I think it takes serveral things to combine together if you want that fine feather detail. Here are some thoughts, in no particular order....
- Fill the frame as much as you can. Get closer. No, closer.
- If you can't get close then get longer glass. That doesn't necessarily mean adding a teleconverter, because you then lose a stop of light and that may bring other challenges.
- Low ISO = low noise = low NR = higher sharpness. Find good light.
- Contrasty light coming in from the side will increase microcontrast and improve perceived sharpness. Flat, dull light will mean flat, dull images. Sure, you can tweak them, but you can't magic up shadows and highlights where none exist in the first place. A catchlight in the eye is always a big plus too.

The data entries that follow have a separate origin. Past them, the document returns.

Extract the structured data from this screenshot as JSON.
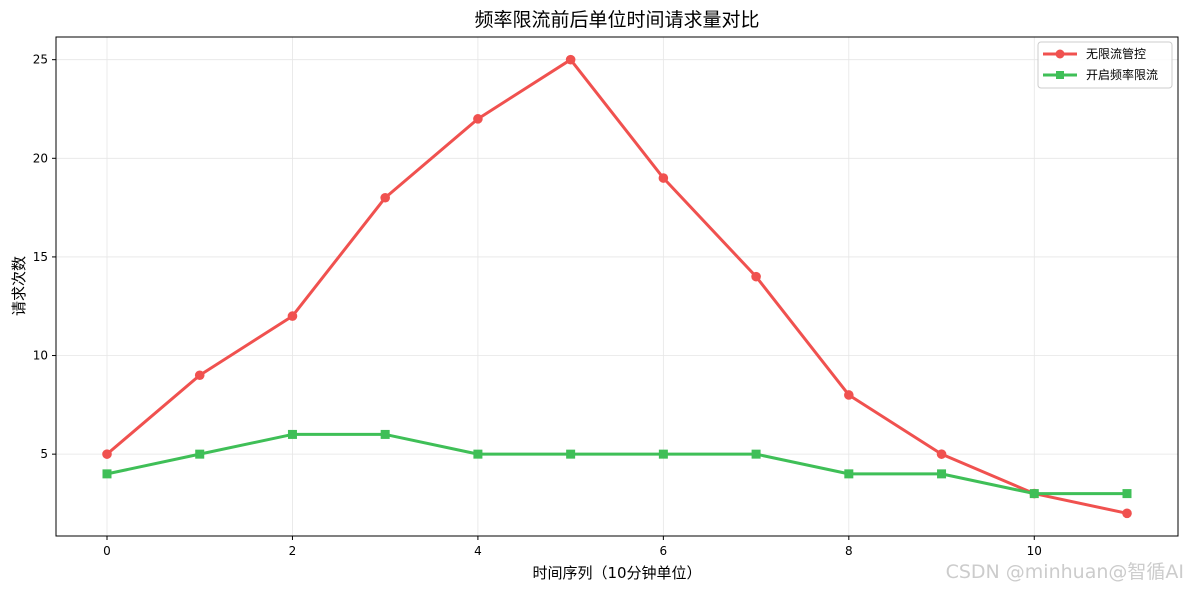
{
  "chart_data": {
    "type": "line",
    "title": "频率限流前后单位时间请求量对比",
    "xlabel": "时间序列（10分钟单位）",
    "ylabel": "请求次数",
    "x": [
      0,
      1,
      2,
      3,
      4,
      5,
      6,
      7,
      8,
      9,
      10,
      11
    ],
    "xticks": [
      0,
      2,
      4,
      6,
      8,
      10
    ],
    "yticks": [
      5,
      10,
      15,
      20,
      25
    ],
    "xlim": [
      -0.55,
      11.55
    ],
    "ylim": [
      0.85,
      26.15
    ],
    "grid": true,
    "legend_position": "top-right",
    "series": [
      {
        "name": "无限流管控",
        "values": [
          5,
          9,
          12,
          18,
          22,
          25,
          19,
          14,
          8,
          5,
          3,
          2
        ],
        "color": "#f0514f",
        "marker": "circle"
      },
      {
        "name": "开启频率限流",
        "values": [
          4,
          5,
          6,
          6,
          5,
          5,
          5,
          5,
          4,
          4,
          3,
          3
        ],
        "color": "#3fbf57",
        "marker": "square"
      }
    ]
  },
  "watermark": "CSDN @minhuan@智循AI"
}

- Lens focus must be mm perfect. If you view at 100% you will find the DOF to be very small. If you shoot hand held or you focus on the eye and the bird moves, or you do, it could lose you the shot. If your body has AF microadjustment then confirm your AF is optimised. If you have a tripod and a docile subject then you might even try Live View and manual focus at 10X, or Live AF if your body supports it - I see you have a 50D, so these options are available to you.
- Naturally you don't want camera shake, so a
good tripod and head is best, but IS will help and a high shutter speed is always nice. But a high shutter speed might require a wide open aperture and/or a high ISO, so a tripod is the better solution.
- Subject blur should not be discounted, so a high shutter speed is still useful. or flash, but again you will need good light for best results, whether supplied by nature or batteries.
- Skilled post processing can help too, to deal with noise and sharpening the subject and background independently. Sharpening after downsizing should be the final post processing step, and should be tailored to the output medium (screen or print) and final size.
So a few of those things are in conflict - you want to stop down for lens sharpness and DOF, but not so much that you get diffraction softening, but you also want a decent shutter speed to avoid shake and blur, but you want to keep the ISO low to reduce noise. The best solutions to that lot is good light, a tripod, and filling the frame as much as you can. The more magnification you achieve (larger the sbject captured at the sensor) at the point of capture the more detail you will have and the less cropping and/or magnification you will need to apply later. You'll also find that noise will be less significant in relation to the size of the details captured.
I thought of something else but have forgotten it again. I'll update when I remember.
EDIT : I've remembered the other point - When you shrink an image down to web size it is simply not possible to retain the detail that you originally captured. The pixel density of a typical monitor - probably between 100-132 pixels per inch - can not contain enough detail for close scrutiny. Instead of producing, for example, an 800x533 image for viewing from 12" it would be better to produce a 1600x1067 image for viewing from 24". That way you retain far more detail in the image and those with sharp eyesight will be able to see it.
EDIT 2 : And another one - Shoot raw and expose to the right. Then sort out the look of the thing in post. e.g. If you are shooting at, for example, 1/500, f/5.6, 400 ISO for a "correct" exposure, but still have a large gap on the right of the histogram, you will be better off raising the ISO to 800 for the capture, and then pulling the exposure down by a stop in post. Heck, if you have enough room to go up to 1600 ISO then do it. You will get more shadow detail and lower noise, once you pull things back down. Use the histogram, look for blinkies, ETTR. Unless you have a 1 series then don't use intermediate ISOs. Stick to 100, 200, 400, 800 etc..
Here is a shot from a couple of days ago. It is nothing special, but serves as an example of the benefits of (mostly) filling the frame. It was shot hand held with my 7D and 100-400 zoom lens. Despite my efforts to focus on the eye (or did I just aim for the body?) it looks like I just missed it, but the feather detail captured in some areas is significant. BTW, according to the EXIF for this shot I was 3.29m away. At 400mm and f/8 on my 7D the DOF for this shot, when viewed at 100%, is calculated as just 5mm, because that is equivalent to viewing the whole image enlarged to 40" across. Calculator here -
http://www.cambridgeincolour.com/tutorials/DOF-calculator.htm. That is why only some feathers look sharp and others quickly drift to softness. The DOF is wafer thin, and some of it may be wasted in thin air in front of the bird.